RE: Martin Scorsese says Marvel movies are "not cinema"
October 14, 2019 at 1:51 pm
(This post was last modified: October 14, 2019 at 1:58 pm by Alan V.)
(October 10, 2019 at 10:31 pm)EgoDeath Wrote:(October 10, 2019 at 8:24 pm)Alan V Wrote: In my case, I don't trust serious messages which are conveyed through the usual emotional impacts of movies. I would rather assess them without that kind of potential distortion.
However, if it's some story rather than information, movies are better. But again, I consider stories as entertainments primarily.
How do you differentiate between the tactics authors use from the tactics directors use, outside of the obvious difference in medium?
And how does that affect the seriousness of the message?
Reading creates a kind of intellectual distance which is not easy to maintain watching a movie, with all of the in-your-face techniques a movie employs.
So movies are better for emotional impacts and books are better for details and intellectual content. To me that means whatever serious content a movie might have tends to be undermined by the methods employed to convey it.
(October 10, 2019 at 10:31 pm)EgoDeath Wrote: I think all forms of art can be entertainment and still convey a serious message, if done correctly.
That said, I don't think there's anything wrong with The Avengers... but to call it art? I'd say that's a stretch.

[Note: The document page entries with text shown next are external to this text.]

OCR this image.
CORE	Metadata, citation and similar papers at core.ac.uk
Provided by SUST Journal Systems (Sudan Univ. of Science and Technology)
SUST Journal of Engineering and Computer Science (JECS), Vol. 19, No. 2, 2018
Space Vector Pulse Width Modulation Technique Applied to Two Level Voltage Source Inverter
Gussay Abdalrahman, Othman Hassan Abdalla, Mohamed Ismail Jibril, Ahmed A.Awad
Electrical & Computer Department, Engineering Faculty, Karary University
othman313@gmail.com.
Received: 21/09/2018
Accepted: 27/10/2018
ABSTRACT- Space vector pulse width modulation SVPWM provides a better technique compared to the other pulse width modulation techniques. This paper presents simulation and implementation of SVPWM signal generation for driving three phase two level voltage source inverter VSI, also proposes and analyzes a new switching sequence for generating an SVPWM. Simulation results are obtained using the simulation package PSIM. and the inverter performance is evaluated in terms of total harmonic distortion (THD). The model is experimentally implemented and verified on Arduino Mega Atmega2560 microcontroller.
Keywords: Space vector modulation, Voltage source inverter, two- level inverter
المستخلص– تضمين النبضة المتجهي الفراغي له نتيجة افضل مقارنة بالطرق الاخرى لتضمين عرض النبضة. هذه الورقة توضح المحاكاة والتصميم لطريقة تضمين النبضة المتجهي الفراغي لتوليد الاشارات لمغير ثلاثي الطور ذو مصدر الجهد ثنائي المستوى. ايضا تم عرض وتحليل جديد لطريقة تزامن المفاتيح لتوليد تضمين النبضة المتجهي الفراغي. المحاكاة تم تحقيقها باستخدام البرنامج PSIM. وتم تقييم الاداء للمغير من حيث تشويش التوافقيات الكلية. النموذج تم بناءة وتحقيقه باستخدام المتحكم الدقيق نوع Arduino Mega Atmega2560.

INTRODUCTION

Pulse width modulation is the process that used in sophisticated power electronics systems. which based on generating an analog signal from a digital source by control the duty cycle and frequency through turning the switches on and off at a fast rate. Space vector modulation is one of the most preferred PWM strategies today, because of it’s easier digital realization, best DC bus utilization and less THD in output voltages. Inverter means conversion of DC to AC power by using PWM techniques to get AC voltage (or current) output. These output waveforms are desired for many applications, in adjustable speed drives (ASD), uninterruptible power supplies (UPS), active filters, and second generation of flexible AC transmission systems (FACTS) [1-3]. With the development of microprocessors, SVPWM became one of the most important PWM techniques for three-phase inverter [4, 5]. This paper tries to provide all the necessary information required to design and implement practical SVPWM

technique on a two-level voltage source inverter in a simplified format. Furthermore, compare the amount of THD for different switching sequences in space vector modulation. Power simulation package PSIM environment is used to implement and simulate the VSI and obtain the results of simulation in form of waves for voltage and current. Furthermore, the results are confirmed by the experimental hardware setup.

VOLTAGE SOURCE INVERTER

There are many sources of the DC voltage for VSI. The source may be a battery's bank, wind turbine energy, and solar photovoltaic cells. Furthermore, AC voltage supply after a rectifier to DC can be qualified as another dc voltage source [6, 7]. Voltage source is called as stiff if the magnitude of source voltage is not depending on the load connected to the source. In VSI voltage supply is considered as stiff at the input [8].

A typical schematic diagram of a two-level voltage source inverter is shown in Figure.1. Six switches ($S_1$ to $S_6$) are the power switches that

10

These days, I am more inclined to define efforts as "art" in accordance with their methods rather than their content. Art is about applying attention to attract attention from others. That is done through a variety of methods, including the display of talent, spectacle, action, emotion, color, contrast, texture, story-telling, empathy, and so on. Whether something succeeds as art is measured by the attention it attracts, including long-term attention. That's why it's so hard to judge art in the present, but much easier from the past. Better quality art gets sorted out over time by what people continue to find interesting.